Fröhlich schritten sie dahin, die Küste hinan, schwatzend wie zwei Kinder, während die Butte, die allmählich ihre Arme immer mehr ermüdete, mit ihrem fetten Fischschwanz auf dem Grase schleppte.
Inhaltsverzeichnis
Für Johanna begann jetzt ein reizendes, freies Leben. Sie las, träumte und durchstreifte ganz allein die Umgebung. Langsam ging sie auf den Landwegen spazieren, in Gedanken verloren, oder sie lief das gewundene kleine Thälchen hinab, das beide Höhenrücken trennte und wie eine goldene Kappe einen Überzug von Stechginster trug. Sein starker, süßer Geruch noch erhöht durch die Hitze, stieg ihr wie parfümierter Wein zu Kopf, und das ferne Plätschern der gegen das Ufer schlagenden Wogen schläferte ihren Geist ein, und oft ließ eine süße Schlaffheit sie sich hinstrecken ins üppige Gras einer Senkung. Ab und zu, wenn sie bei einer Biegung des Weges durch einen Thalausschnitt, wie durch eine dreieckige Öffnung, das blaue, in der Sonne glitzernde Meer, mit einem Segelboot im Hintergrunde, erblickte, ergriff sie eine überschwängliche Jubelstimmung, als wäre ihr plötzlich das Glück nahe, nahe zum Greifen.
In der schönen frischen Landluft, in der Stille des weiten Horizontes kam die Liebe zur Einsamkeit über sie, und sie blieb so lange auf der Spitze der kleinen Hügelchen sitzen, daß wilde Kaninchen in großen Sätzen ihr zu Füßen umher sprangen.
Manchmal lief sie auf dem Klippenrande hin, während sie der Küstenwind peitschte, überselig, so ohne müde zu werden, wie der Fisch im Wasser, oder die Schwalbe in der Luft dahin zu schießen.
Überall, an allem blieb ihre Erinnerung haften, wie man die Saat ausstreut, Erinnerungen, die feste Wurzeln schlagen bis zum Tode. Es war ihr, als bliebe an jeder Bodenwelle dieser Thäler ein Stückchen ihres Herzens haften.

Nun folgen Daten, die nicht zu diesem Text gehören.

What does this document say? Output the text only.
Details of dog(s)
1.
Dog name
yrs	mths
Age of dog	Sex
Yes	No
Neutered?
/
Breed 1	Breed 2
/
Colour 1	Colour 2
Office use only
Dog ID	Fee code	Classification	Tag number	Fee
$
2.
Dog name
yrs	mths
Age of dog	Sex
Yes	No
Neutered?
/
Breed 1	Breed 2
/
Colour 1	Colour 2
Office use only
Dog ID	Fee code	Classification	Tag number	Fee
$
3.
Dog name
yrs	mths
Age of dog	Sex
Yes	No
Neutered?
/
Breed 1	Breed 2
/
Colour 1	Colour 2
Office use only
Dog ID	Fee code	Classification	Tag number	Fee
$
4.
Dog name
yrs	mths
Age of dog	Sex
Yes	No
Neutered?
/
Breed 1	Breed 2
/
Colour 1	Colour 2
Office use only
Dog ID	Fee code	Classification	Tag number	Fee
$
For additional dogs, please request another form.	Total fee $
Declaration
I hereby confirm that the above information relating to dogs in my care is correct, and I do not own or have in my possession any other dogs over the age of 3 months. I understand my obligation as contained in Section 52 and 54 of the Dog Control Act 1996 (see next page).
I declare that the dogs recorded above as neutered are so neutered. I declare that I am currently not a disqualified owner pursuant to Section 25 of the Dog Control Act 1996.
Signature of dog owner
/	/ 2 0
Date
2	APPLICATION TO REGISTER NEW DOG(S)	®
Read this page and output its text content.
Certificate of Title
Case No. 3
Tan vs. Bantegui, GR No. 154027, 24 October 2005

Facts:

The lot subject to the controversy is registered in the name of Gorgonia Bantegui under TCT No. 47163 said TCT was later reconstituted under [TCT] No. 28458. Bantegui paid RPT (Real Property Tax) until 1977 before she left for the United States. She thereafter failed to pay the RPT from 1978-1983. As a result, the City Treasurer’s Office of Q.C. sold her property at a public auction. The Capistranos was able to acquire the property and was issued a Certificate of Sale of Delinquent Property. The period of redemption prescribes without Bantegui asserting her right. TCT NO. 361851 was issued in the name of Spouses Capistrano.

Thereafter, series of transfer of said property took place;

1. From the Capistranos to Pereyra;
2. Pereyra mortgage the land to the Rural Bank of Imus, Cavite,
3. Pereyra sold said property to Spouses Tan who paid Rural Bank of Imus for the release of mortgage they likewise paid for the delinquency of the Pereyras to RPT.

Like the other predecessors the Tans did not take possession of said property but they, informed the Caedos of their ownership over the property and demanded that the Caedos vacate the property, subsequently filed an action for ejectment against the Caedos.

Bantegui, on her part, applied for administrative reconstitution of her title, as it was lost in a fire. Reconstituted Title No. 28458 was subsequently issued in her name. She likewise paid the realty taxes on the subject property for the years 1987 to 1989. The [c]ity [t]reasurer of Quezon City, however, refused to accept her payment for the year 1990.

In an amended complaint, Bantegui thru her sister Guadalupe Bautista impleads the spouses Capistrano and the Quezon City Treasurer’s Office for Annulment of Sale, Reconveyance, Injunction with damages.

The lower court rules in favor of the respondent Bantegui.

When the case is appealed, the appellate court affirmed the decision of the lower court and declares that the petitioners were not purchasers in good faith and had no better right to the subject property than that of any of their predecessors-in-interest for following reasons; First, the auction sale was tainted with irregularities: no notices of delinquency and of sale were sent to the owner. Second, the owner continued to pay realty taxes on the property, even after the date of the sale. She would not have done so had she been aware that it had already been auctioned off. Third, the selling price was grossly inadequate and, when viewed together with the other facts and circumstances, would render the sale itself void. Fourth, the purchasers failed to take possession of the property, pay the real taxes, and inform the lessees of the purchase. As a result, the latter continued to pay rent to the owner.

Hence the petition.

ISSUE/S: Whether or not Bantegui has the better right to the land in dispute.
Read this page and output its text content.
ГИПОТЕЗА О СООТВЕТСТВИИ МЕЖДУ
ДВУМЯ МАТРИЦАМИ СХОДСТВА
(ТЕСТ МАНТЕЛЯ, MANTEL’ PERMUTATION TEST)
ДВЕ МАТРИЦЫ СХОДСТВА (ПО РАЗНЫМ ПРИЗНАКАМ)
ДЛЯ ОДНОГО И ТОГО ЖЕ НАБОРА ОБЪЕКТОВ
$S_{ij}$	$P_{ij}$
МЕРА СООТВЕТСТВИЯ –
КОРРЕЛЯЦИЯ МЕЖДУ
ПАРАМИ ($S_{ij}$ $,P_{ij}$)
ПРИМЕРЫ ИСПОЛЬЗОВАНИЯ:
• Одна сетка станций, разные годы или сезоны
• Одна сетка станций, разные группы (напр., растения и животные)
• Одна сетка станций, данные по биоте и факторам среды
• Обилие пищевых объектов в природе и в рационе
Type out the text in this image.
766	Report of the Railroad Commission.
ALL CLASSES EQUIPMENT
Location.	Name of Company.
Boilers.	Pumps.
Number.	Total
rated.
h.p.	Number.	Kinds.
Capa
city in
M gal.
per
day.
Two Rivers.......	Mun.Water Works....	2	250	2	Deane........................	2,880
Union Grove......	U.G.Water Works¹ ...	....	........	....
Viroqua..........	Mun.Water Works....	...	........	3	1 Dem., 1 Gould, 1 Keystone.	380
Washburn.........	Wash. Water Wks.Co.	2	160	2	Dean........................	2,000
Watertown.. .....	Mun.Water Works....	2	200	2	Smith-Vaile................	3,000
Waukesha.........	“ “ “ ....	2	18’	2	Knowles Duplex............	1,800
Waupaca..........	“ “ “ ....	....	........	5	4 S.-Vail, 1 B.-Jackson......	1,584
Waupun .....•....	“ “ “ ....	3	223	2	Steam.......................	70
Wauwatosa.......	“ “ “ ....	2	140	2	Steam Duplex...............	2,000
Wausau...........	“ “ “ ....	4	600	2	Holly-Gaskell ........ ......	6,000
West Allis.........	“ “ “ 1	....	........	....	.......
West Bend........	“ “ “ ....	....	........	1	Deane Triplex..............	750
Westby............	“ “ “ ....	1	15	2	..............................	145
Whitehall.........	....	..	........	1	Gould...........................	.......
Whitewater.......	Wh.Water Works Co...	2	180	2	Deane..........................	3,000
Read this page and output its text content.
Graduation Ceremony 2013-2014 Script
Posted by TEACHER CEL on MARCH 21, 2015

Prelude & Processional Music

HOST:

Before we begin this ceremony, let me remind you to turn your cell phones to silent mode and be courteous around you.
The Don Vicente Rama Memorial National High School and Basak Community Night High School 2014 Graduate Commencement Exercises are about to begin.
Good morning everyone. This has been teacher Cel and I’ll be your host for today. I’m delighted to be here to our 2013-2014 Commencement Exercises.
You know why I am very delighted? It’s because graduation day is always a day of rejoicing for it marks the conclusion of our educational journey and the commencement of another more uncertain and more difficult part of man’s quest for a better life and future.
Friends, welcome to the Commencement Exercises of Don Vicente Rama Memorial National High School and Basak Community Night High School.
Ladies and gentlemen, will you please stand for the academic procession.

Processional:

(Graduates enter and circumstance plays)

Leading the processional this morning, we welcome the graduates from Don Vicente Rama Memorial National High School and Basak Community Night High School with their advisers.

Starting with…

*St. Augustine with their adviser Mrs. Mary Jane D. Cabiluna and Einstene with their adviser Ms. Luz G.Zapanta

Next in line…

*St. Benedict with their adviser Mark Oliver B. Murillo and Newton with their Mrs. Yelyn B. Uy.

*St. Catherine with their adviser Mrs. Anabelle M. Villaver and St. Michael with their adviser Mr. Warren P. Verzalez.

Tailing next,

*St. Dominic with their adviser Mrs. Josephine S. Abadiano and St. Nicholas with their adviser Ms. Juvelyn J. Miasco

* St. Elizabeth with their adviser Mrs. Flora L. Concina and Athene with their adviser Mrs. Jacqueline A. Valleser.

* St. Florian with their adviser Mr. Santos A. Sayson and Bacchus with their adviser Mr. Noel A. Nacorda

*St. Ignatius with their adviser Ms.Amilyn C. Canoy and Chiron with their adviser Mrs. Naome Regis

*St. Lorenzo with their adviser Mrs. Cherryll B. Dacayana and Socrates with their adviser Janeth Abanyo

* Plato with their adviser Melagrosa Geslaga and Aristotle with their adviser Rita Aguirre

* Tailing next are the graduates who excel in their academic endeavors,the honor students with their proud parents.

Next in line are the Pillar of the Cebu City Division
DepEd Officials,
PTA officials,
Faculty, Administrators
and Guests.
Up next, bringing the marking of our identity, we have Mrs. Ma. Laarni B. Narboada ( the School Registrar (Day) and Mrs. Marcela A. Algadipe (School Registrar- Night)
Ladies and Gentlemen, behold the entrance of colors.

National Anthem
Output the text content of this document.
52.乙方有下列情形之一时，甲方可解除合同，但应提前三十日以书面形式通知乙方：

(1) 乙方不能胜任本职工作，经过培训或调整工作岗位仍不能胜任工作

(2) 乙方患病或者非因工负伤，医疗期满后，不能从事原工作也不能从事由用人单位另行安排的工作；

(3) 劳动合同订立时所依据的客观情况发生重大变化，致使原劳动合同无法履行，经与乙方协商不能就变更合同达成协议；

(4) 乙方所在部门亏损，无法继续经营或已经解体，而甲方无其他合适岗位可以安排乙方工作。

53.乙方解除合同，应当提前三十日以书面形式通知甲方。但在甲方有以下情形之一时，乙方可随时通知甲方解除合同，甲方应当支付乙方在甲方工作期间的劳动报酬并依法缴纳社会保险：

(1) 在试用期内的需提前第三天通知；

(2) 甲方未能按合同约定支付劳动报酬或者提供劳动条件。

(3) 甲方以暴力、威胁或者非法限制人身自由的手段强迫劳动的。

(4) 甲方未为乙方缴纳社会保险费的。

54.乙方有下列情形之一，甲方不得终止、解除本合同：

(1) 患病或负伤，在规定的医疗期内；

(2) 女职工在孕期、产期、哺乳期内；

Sie fing an mit Leidenschaft zu baden; unabsehbar weit schwamm sie hinaus, denn sie war kräftig und verwegen und ahnte keine Gefahr in diesem klaren, blauen Wasser, das sie trug, indem es sie schaukelte. Sobald sie weit vom Strande war, warf sie sich auf den Rücken, kreuzte die Arme auf der Brust und blickte in das tiefe Blau des Himmels hinauf, durch das schnell einmal eine Schwalbe schoß oder der weiße Schatten einer Möve. Man hörte nichts mehr als ganz entfernt das Murmeln der Wellen am Strande und unbestimmte Laute vom Lande her, die über die Wogen glitten, aber fast nicht wahrzunehmen, nur ganz dumpf. Johanna richtete sich auf im plötzlichen Überschwang der Freude und kreischte und schrie laut, indem sie mit beiden Händen auf das Wasser schlug.
Manchmal, wenn sie sich zu weit hinaus gewagt, mußte ein Boot sie zurückholen.